The Hoccleve Portrait of Chaucer


Thomas Hoccleve (born c. 1368, died c. 1450) knew Chaucer personally and claims (perhaps metaphorically) that Chaucer tried to teach him how to write verse (he adds, in a Chaucerian touch, "But I was dul, and lerned lite or naught"). His poems do indeed show the heavy influence of Chaucer; for a sample see his translation of Christine da Pisan's Epistle of Cupid (1402). In his Regiment of Princes (1412) he includes several passages in praise of Chaucer and the portrait reproduced above.

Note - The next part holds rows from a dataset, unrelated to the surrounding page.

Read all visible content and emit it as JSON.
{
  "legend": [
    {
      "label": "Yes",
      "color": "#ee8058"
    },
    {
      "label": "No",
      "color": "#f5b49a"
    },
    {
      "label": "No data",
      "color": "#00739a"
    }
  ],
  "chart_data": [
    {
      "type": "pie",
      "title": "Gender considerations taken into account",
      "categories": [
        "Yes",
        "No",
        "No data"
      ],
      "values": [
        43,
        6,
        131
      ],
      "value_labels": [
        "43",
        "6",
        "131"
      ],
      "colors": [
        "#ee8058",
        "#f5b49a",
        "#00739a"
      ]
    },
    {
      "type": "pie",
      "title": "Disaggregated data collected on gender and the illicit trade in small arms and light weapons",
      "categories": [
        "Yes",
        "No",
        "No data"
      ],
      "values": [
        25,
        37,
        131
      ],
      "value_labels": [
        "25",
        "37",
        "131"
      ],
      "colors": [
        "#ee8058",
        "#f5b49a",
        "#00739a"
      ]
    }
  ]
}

Here is a transcription of the text accompanying the portrait:

[On Previous page: O now thyn help and thy promocioun;
To god thy sone make a mocioun,]

How he thy servant was, mayden Marie,
And lat his love floure and fructifie.

Althogh his lyf be qweynt, the resemblance
Of him hath in me so fressh lyflynesse,
That to putte othir men in remembrance
Of his persone, I have heere his liknesse
Do make to this ende, in soothfastnesse --
That they that han of him lost thoght and mynde,
By this peynture may ageyn him fynde.

The ymages that in the chirches been
Maken folk thynke on god and on his seintes
Whan the ymages they beholde and seen;
Where ofte, unsighte of hem causith restreyntes
Of thoghtes goode; whan a thyng depeynt is
Or entaillid, if men take of it heede,
Thoght of the liknesse it wole in hem breede.